I am using Hail on the UK Biobank RAP and work with the pVCF bulk files.
I want to remove participants with a genotype missingness of 10% or more as part of my QC pipeline. I will only use about 200 small genomic coordinate intervals after the QC and this is the only column-level QC I am using.
I wondered what was the most efficient way to do this in Hail. I thought of concatenating all pVCF files with union_rows() bur this is quite computationally laborious.
Thanks for your help!
@barioux Have you tried
mt = hl.import_vcf(...)
intervals = [hl.parse_locus_interval(x) for x in ['1:50M-75M', '2:START-400000', '3-22']]
mt = hl.filter_intervals(mt, intervals, keep=False)
mt = mt.annotate_cols(qc_metric = ...)
mt = mt.filter_cols(...)
That should extract just the samples of interest at the intervals of interest in time proportional to the size of the intervals and the number of samples.
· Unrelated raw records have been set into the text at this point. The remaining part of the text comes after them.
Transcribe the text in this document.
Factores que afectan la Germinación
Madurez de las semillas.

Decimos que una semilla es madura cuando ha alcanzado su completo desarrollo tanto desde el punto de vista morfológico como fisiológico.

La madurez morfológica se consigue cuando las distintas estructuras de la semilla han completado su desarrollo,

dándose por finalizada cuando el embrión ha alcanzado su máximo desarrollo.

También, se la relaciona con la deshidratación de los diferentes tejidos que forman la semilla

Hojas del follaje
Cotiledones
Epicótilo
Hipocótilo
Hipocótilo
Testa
@danking thanks for your quick reply. This function will be helpful at the stage of subsetting the locus intervals.
I guess I am more specifically looking at how to do the sample QC by call rate. I can do this on one pVCF in the UKB, but I am not sure how to do this from the call rate across all chromosomes.
In the UKB, pVCF are split into blocks, eg for chromosome 5 there is ukb23157_c5_b1_v1.vcf.gz, ukb23157_c5_b2_v1.vcf.gz, ukb23157_c5_b3_v1.vcf.gz etc.
Can I generate a concatenated pVCF with all blocks for all chromosomes, then run the sample QC on it?